La propuesta es clara desde el planteamiento formal. El prisma del fuego es una novela reversible, un libro-espejo que puede leerse desde dos voces —Dani o Albanta— y en distintos órdenes, incluso entrelazando capítulos. No se trata de un simple juego estructural. La historia es la misma, pero la experiencia cambia según quién mira. Los escenarios se repiten; las emociones no. Ahí reside la potencia del libro: en demostrar que la verdad narrativa siempre es subjetiva.
Soley reconoce que desde el inicio supo que la historia pedía romper la lectura tradicional. La carga emocional y poética exigía dos miradas, dos formas de habitar el mismo relato. El verdadero reto fue mantener intacto ese espejo sin romperlo, sosteniendo una arquitectura milimétrica donde cada capítulo tiene su reflejo exacto al otro lado.
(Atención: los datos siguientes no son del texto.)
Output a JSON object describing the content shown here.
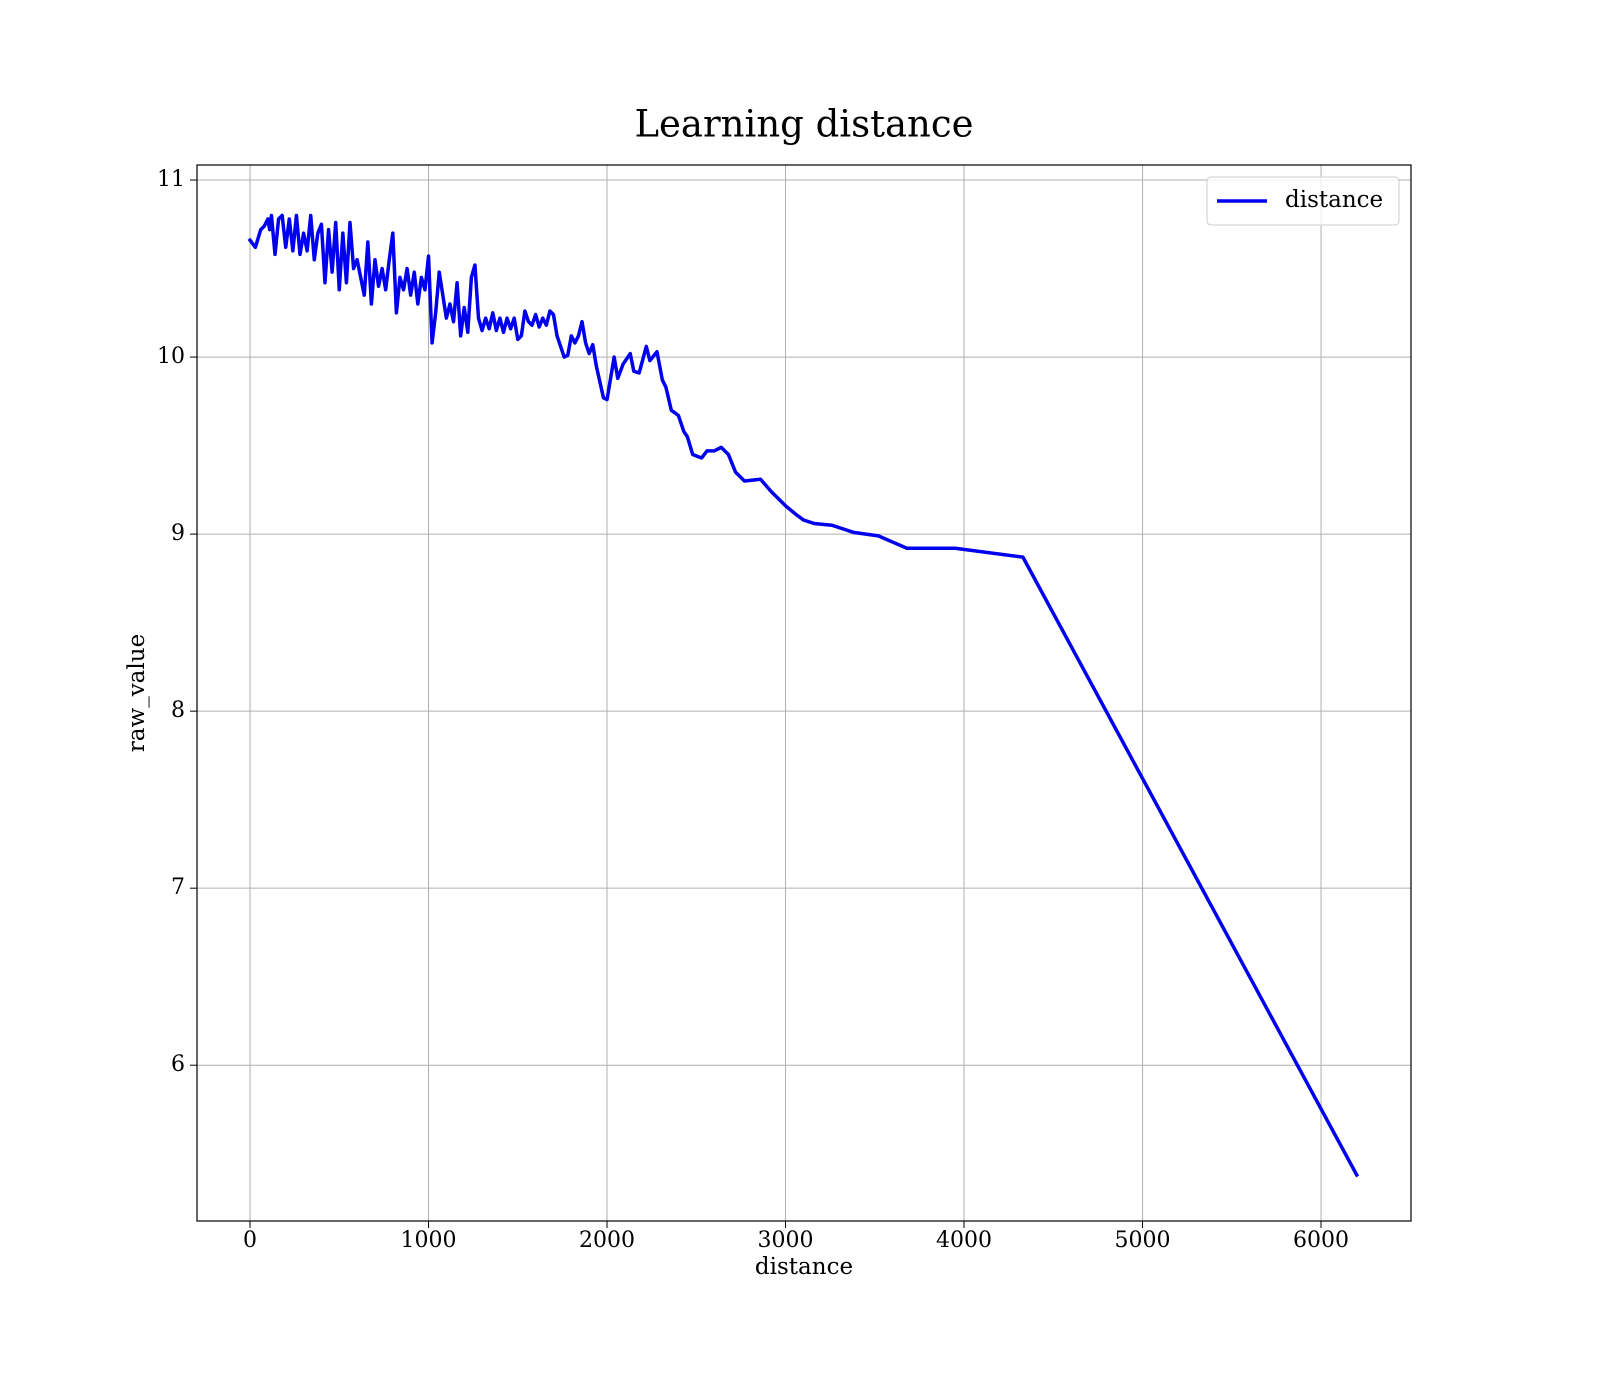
{
  "chart_data": {
    "type": "line",
    "title": "Learning distance",
    "x_label": "distance",
    "y_label": "raw_value",
    "x": [
      0,
      30,
      60,
      80,
      100,
      110,
      120,
      140,
      160,
      180,
      200,
      220,
      240,
      260,
      280,
      300,
      320,
      340,
      360,
      380,
      400,
      420,
      440,
      460,
      480,
      500,
      520,
      540,
      560,
      580,
      600,
      620,
      640,
      660,
      680,
      700,
      720,
      740,
      760,
      780,
      800,
      820,
      840,
      860,
      880,
      900,
      920,
      940,
      960,
      980,
      1000,
      1020,
      1040,
      1060,
      1080,
      1100,
      1120,
      1140,
      1160,
      1180,
      1200,
      1220,
      1240,
      1260,
      1280,
      1300,
      1320,
      1340,
      1360,
      1380,
      1400,
      1420,
      1440,
      1460,
      1480,
      1500,
      1520,
      1540,
      1560,
      1580,
      1600,
      1620,
      1640,
      1660,
      1680,
      1700,
      1720,
      1760,
      1780,
      1800,
      1820,
      1840,
      1860,
      1880,
      1900,
      1920,
      1940,
      1980,
      2000,
      2040,
      2060,
      2090,
      2130,
      2150,
      2180,
      2220,
      2240,
      2280,
      2310,
      2330,
      2360,
      2400,
      2430,
      2450,
      2480,
      2530,
      2560,
      2600,
      2640,
      2680,
      2720,
      2770,
      2860,
      2920,
      3000,
      3060,
      3100,
      3160,
      3260,
      3380,
      3520,
      3680,
      3950,
      4330,
      6200
    ],
    "series": [
      {
        "name": "distance",
        "color": "#0000ee",
        "values": [
          10.66,
          10.62,
          10.72,
          10.74,
          10.78,
          10.72,
          10.8,
          10.58,
          10.78,
          10.8,
          10.62,
          10.78,
          10.6,
          10.8,
          10.58,
          10.7,
          10.6,
          10.8,
          10.55,
          10.7,
          10.75,
          10.42,
          10.72,
          10.48,
          10.76,
          10.38,
          10.7,
          10.42,
          10.76,
          10.5,
          10.55,
          10.45,
          10.35,
          10.65,
          10.3,
          10.55,
          10.4,
          10.5,
          10.38,
          10.55,
          10.7,
          10.25,
          10.45,
          10.38,
          10.5,
          10.35,
          10.48,
          10.3,
          10.45,
          10.38,
          10.57,
          10.08,
          10.25,
          10.48,
          10.35,
          10.22,
          10.3,
          10.2,
          10.42,
          10.12,
          10.28,
          10.14,
          10.45,
          10.52,
          10.22,
          10.15,
          10.22,
          10.16,
          10.25,
          10.15,
          10.22,
          10.14,
          10.22,
          10.16,
          10.22,
          10.1,
          10.12,
          10.26,
          10.2,
          10.18,
          10.24,
          10.17,
          10.22,
          10.18,
          10.26,
          10.24,
          10.12,
          10.0,
          10.01,
          10.12,
          10.08,
          10.12,
          10.2,
          10.08,
          10.02,
          10.07,
          9.95,
          9.77,
          9.76,
          10.0,
          9.88,
          9.96,
          10.02,
          9.92,
          9.91,
          10.06,
          9.98,
          10.03,
          9.87,
          9.83,
          9.7,
          9.67,
          9.58,
          9.55,
          9.45,
          9.43,
          9.47,
          9.47,
          9.49,
          9.45,
          9.35,
          9.3,
          9.31,
          9.24,
          9.16,
          9.11,
          9.08,
          9.06,
          9.05,
          9.01,
          8.99,
          8.92,
          8.92,
          8.87,
          5.38
        ]
      }
    ],
    "xlim": [
      -297,
      6504
    ],
    "ylim": [
      5.12,
      11.085
    ],
    "xticks": [
      0,
      1000,
      2000,
      3000,
      4000,
      5000,
      6000
    ],
    "yticks": [
      6,
      7,
      8,
      9,
      10,
      11
    ],
    "grid": true,
    "legend": "upper right"
  }
}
El resultado es una novela que puede leerse de tres formas distintas y que invita, casi exige, la relectura.
La voz del autor no nace de la prosa clásica. Viene del rap, de la poesía oral, del escenario. Eso se nota en el ritmo, en el peso del silencio y en la importancia del cuerpo. En El prisma del fuego la poesía no adorna: estructura. Hay cartas, versos y pistas que funcionan como capas de sentido. La metaliteratura no es un guiño intelectual, sino una herramienta narrativa: la propia literatura ayuda a resolver el misterio final. Leer deprisa es perderse cosas.
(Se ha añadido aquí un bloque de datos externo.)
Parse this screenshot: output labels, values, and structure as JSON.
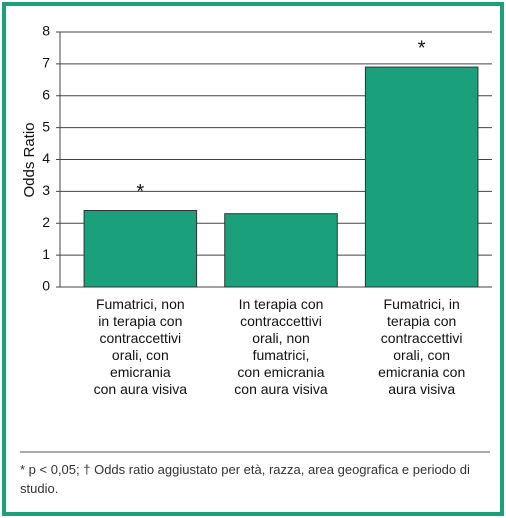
{
  "chart_data": {
    "type": "bar",
    "y_label": "Odds Ratio",
    "categories": [
      "Fumatrici, non\nin terapia con\ncontraccettivi\norali, con\nemicrania\ncon aura visiva",
      "In terapia con\ncontraccettivi\norali, non\nfumatrici,\ncon emicrania\ncon aura visiva",
      "Fumatrici, in\nterapia con\ncontraccettivi\norali, con\nemicrania con\naura visiva"
    ],
    "values": [
      2.4,
      2.3,
      6.9
    ],
    "color": "#1aa07a",
    "annotations": [
      {
        "text": "*",
        "index": 0
      },
      {
        "text": "*",
        "index": 2
      }
    ],
    "ylim": [
      0,
      8
    ],
    "yticks": [
      0,
      1,
      2,
      3,
      4,
      5,
      6,
      7,
      8
    ],
    "grid": true,
    "footnote": "* p < 0,05; † Odds ratio aggiustato per età, razza, area geografica e periodo di studio."
  }
}
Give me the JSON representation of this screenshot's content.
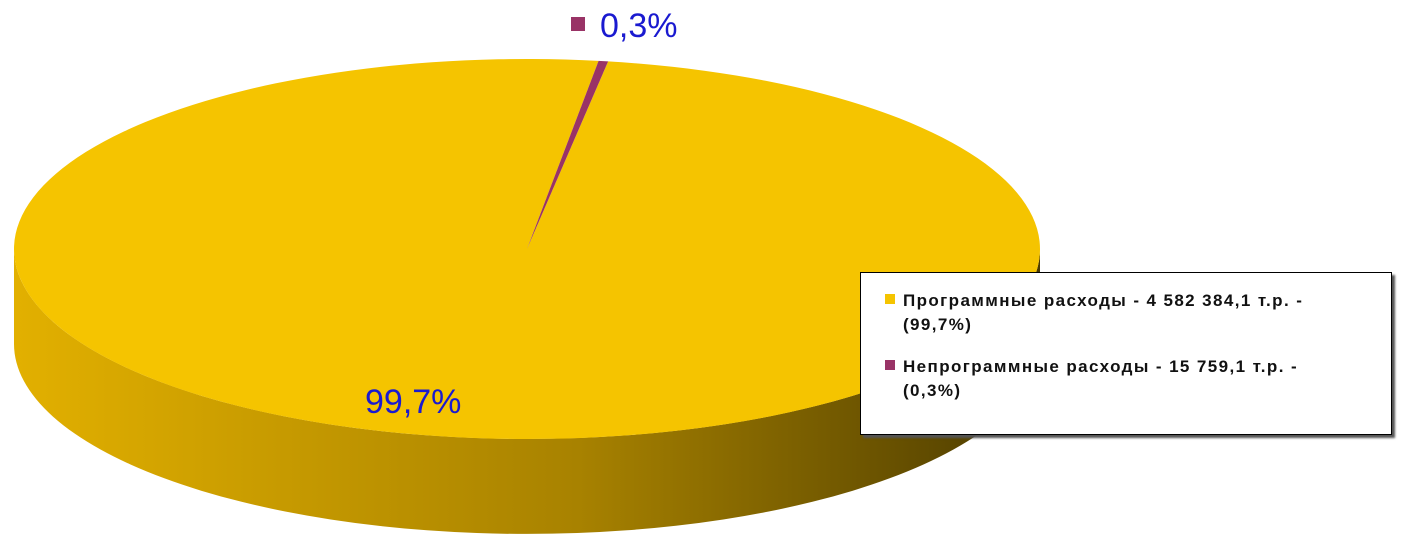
{
  "chart_data": {
    "type": "pie",
    "categories": [
      "Программные расходы - 4 582 384,1 т.р. - (99,7%)",
      "Непрограммные расходы - 15 759,1 т.р. - (0,3%)"
    ],
    "values": [
      99.7,
      0.3
    ],
    "value_labels": [
      "99,7%",
      "0,3%"
    ],
    "colors": [
      "#f5c400",
      "#993366"
    ],
    "legend": "right"
  }
}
El barrio de Bon Pastor atraviesa la novela como una huella viva. No aparece como decorado ni como nostalgia impostada. Es raíz, identidad y memoria obrera. Soley escribe desde un lugar colectivo: la resistencia vecinal, el “hacer piña”, la lucha por ser escuchados. El barrio no se menciona; se siente. Y esa mirada comunitaria impregna toda la obra.
La novela emociona, pero también incomoda. Soley no elige entre ambas cosas porque entiende que la emoción verdadera no nace de la comodidad. Innovar implica riesgo, y el autor lo asume sin concesiones. Sabe que saldrá de su zona habitual y que no gustará a todo el mundo, pero apuesta por una literatura que no se repite ni se domestica.
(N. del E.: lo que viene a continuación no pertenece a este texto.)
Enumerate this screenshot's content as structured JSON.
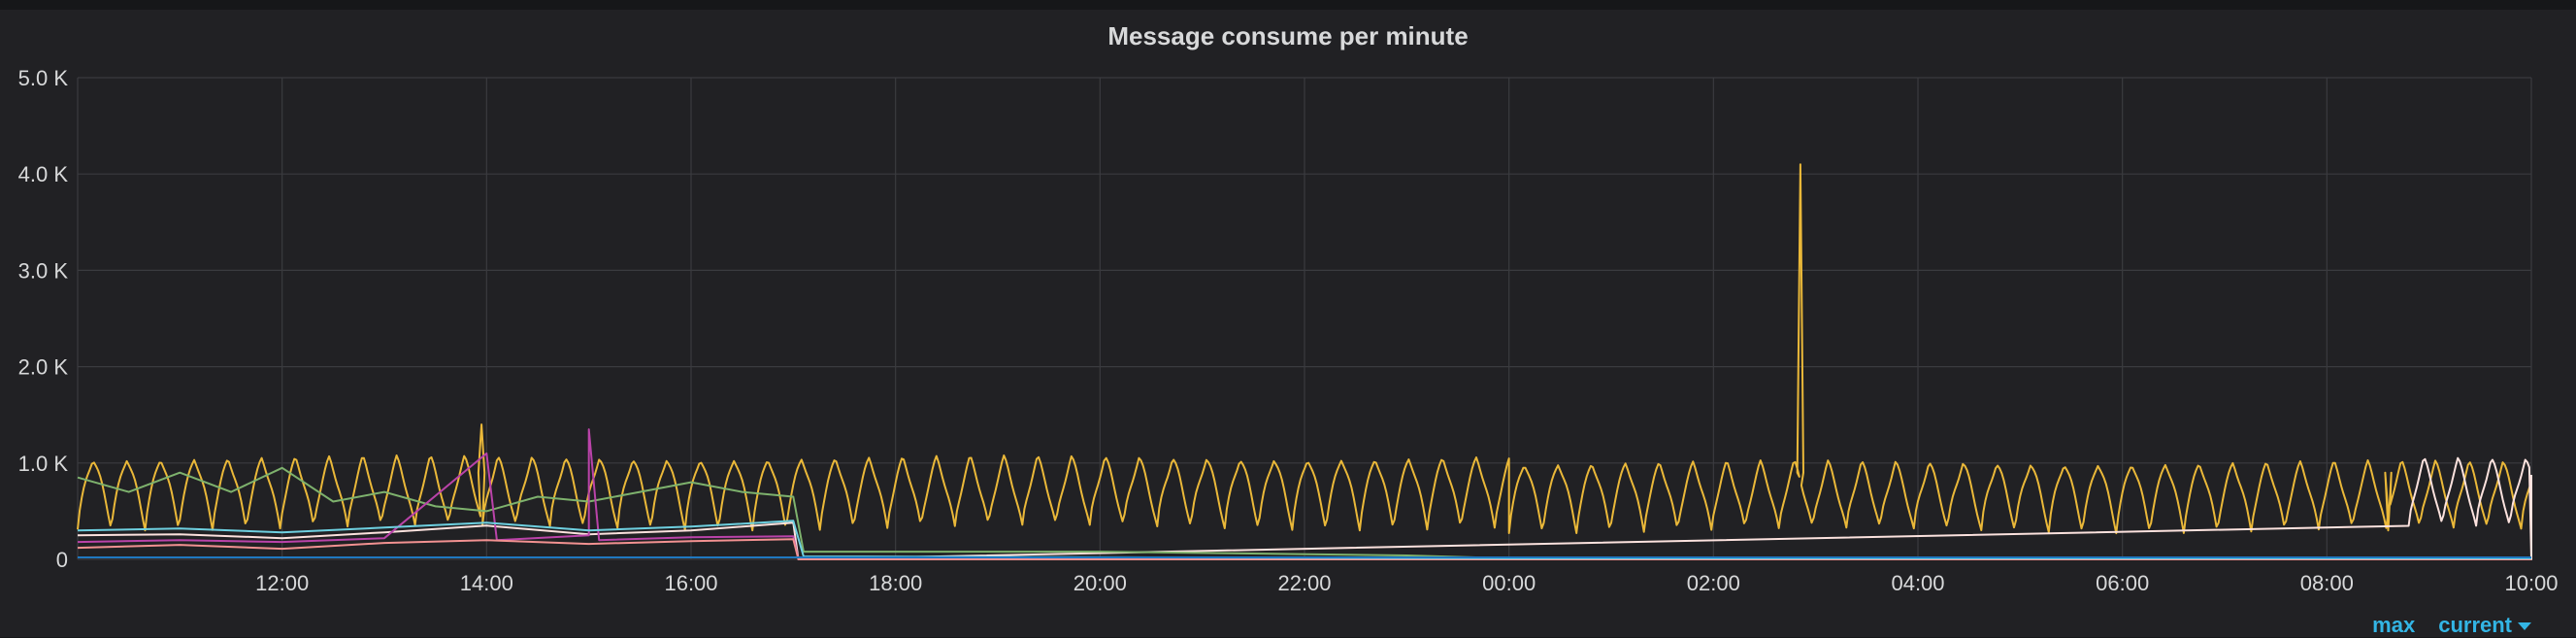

Más que un gesto político explícito, El prisma del fuego funciona como una defensa: de la experimentación, de la literatura como acto vivo y de la creación que dialoga con su entorno. La trayectoria de Soley —premios en la Xarxa Poètica y los Jocs Florals, versos pintados en muros del barrio, colaboración con entidades culturales— refuerza esa idea de la escritura como algo que circula, se comparte y deja rastro, incluso cuando es borrada.
Soley no concibe la literatura como un objeto cerrado. La entiende como red, como impulso y como continuidad. Este experimento narrativo no parece una excepción, sino una puerta abierta. Tiene hambre, ideas y voluntad de seguir explorando. Y eso se nota.
El prisma del fuego no es una novela para pasar el rato. Es una obra que exige atención, implicación y valentía lectora. Y precisamente por eso, merece ser leída.